App-functionalityThe storage of a smartphone ID encountered on a bus or train, for example, is decentralised and stored on the individual device. Each ID is encrypted and does not allow any conclusion about the owner. The key is changed automatically every 15 minutes. If someone tests positive for the virus and reports this via the app, all app users who have come close enough to the infected person to infect themselves will know. But they don't find out who the infected person is and where they could have been infected. Data protection according to the GDPR has been the godfather of the first line of source code, so to speak. The same applies to the protection of personal freedom of movement, because the GPS is not addressed by the app at all, so it is not possible to create a movement log.

Since the beginning of its work, SAP has been running a series of topics on its news page, Corona-Warning-App, in which many questions are answered in detail by potential developers, but also by the public and potential users. In addition to Answers to Frequently Asked Questions, there is, for example, an explanation of the open source development principles pursued. All source code is open to everyone. For storage and access, as well as for active participation in program development, the GitHub is a public service for managing software projects.

Another article provides detailed information about the technical basics of the Corona Warning App. The reader understands Deutsche Telekom's share in the development, which concerns the cloud service and the connection of all app users, and what kind of functionality the developed app offers.

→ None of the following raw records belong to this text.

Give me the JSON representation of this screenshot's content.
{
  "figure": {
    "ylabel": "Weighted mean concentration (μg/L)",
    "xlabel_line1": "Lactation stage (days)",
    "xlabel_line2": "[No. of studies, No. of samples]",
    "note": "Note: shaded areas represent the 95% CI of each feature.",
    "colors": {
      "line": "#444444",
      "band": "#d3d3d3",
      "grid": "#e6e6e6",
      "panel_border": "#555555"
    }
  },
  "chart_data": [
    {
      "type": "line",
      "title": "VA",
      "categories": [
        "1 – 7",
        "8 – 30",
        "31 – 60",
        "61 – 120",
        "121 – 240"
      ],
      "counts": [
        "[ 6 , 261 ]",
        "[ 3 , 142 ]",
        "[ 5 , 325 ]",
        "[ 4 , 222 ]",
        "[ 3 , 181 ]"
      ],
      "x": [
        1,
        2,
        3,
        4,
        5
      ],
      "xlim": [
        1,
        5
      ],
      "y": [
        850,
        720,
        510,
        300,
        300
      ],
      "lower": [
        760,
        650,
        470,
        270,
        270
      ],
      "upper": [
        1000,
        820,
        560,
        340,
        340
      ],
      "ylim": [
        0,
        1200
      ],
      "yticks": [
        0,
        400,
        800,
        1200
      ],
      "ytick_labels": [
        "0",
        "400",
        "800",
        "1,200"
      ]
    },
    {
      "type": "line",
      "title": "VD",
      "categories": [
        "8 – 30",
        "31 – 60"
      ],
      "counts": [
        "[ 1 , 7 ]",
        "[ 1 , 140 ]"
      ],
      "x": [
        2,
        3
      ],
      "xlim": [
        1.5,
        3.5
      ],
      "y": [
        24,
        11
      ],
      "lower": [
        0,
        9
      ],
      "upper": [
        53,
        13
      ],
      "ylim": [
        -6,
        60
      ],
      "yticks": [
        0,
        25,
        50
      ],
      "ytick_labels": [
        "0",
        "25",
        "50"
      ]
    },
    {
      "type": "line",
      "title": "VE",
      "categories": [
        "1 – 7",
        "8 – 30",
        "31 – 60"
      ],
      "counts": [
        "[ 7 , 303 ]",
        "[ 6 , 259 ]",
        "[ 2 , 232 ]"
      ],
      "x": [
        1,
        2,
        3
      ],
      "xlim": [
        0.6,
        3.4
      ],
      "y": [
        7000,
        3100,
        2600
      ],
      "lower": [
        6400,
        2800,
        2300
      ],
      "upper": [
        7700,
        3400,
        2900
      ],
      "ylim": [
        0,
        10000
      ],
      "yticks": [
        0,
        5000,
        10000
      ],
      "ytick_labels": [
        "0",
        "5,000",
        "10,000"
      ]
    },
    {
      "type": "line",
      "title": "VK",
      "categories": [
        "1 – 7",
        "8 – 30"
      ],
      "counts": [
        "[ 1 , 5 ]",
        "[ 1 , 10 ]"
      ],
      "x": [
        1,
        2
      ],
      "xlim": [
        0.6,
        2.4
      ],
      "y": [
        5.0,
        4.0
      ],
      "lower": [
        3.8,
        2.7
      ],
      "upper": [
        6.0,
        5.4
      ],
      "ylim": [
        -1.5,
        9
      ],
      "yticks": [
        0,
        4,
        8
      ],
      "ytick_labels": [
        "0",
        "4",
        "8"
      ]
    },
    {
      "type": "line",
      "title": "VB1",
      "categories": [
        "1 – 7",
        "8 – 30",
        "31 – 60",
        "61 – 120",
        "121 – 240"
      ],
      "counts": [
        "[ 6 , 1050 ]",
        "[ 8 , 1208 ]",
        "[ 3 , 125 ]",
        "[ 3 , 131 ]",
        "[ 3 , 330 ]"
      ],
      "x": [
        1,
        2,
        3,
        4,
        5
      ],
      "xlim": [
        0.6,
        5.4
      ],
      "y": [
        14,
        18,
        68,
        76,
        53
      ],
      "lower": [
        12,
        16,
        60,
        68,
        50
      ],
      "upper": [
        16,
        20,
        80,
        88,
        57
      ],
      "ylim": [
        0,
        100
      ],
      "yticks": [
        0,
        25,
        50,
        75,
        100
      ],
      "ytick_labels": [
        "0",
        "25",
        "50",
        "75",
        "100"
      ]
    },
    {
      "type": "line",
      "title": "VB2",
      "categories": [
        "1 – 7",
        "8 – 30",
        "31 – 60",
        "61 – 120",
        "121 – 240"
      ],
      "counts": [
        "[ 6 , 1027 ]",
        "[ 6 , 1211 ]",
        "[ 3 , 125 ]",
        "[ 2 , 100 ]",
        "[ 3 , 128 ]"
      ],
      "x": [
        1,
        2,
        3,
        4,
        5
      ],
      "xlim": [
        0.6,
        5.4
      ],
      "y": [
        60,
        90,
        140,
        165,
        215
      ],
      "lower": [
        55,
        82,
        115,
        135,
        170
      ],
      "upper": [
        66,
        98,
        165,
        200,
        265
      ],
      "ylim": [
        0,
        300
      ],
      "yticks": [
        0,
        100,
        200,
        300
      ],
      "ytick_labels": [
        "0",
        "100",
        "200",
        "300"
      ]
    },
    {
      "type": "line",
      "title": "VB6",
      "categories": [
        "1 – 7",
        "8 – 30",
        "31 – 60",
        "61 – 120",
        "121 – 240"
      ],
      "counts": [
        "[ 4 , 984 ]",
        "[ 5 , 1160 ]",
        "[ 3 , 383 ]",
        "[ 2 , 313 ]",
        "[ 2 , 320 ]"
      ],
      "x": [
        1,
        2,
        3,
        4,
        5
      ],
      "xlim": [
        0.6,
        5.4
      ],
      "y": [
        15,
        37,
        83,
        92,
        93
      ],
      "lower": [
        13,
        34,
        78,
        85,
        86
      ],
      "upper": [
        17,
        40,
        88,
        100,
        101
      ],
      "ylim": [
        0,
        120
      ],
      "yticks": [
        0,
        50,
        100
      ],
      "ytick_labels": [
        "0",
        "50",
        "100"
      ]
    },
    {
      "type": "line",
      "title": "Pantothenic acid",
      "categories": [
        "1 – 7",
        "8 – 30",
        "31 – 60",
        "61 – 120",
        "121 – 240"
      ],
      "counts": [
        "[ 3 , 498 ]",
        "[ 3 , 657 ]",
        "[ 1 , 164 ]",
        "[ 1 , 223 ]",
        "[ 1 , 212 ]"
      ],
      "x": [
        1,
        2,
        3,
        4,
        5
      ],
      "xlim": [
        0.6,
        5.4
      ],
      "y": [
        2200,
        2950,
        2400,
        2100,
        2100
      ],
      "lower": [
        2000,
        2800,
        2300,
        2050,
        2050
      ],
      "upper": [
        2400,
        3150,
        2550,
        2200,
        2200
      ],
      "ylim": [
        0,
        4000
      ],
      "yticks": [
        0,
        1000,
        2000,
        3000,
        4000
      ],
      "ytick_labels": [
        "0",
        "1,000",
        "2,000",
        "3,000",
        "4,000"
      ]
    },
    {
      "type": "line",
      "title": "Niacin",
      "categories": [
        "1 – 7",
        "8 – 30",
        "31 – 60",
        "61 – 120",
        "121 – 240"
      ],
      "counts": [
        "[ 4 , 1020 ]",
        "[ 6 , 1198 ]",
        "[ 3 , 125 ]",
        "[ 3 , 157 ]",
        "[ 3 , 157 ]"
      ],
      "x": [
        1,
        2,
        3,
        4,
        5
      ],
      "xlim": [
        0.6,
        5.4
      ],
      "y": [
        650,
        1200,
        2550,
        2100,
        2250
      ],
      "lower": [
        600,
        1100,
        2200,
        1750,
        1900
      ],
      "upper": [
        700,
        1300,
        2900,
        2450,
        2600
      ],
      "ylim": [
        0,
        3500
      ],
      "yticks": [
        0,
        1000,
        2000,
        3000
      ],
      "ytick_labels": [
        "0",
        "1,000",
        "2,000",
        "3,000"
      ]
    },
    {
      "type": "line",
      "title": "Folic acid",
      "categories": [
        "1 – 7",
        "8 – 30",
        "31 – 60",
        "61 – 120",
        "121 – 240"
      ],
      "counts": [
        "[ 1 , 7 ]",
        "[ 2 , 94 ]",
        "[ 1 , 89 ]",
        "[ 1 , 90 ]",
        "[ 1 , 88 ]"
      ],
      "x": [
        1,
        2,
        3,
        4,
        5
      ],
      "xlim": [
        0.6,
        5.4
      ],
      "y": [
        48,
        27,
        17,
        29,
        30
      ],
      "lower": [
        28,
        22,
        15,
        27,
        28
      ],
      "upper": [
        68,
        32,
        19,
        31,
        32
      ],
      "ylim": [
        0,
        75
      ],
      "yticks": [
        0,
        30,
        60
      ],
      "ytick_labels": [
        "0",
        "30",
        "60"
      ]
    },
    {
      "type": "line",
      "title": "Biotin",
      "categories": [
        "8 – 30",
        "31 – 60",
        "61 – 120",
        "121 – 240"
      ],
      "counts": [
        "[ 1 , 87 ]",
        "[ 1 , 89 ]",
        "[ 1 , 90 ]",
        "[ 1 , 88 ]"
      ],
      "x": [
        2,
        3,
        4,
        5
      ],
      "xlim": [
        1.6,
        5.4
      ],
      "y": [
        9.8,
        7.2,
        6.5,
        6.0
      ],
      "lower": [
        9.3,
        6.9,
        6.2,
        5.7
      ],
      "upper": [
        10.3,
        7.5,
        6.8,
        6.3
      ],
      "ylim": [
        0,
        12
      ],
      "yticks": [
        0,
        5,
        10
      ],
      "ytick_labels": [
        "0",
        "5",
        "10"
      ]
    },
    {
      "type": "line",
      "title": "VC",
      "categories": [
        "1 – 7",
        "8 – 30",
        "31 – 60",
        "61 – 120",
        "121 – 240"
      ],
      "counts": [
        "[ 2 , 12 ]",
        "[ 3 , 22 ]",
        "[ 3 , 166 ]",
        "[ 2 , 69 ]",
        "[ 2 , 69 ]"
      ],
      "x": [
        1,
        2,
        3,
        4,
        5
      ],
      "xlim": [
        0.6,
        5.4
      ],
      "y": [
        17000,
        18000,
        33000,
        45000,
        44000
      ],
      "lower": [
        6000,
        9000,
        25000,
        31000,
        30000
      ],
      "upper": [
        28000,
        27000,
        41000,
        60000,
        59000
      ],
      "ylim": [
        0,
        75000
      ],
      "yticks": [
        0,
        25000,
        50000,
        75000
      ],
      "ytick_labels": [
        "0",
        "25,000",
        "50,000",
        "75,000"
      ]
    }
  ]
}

UI on AndroidThe most recent article from early June shows examples of what the app will look like for iOS and Android and what has been done to make its use as easy as possible for all conceivable kinds of users. This is the only way to achieve the high number of downloads we are aiming for.

It seems that the German government, although not at the first attempt, after some debates with experts, has commissioned a solution that has what it takes to achieve a high level of acceptance, not only in Germany. It is conceivable that many of the apps already available in other parts of the world, including a number of European countries, will follow this example and adapt their approach. After all, no comparable app is known to date, either in terms of data protection or secure privacy.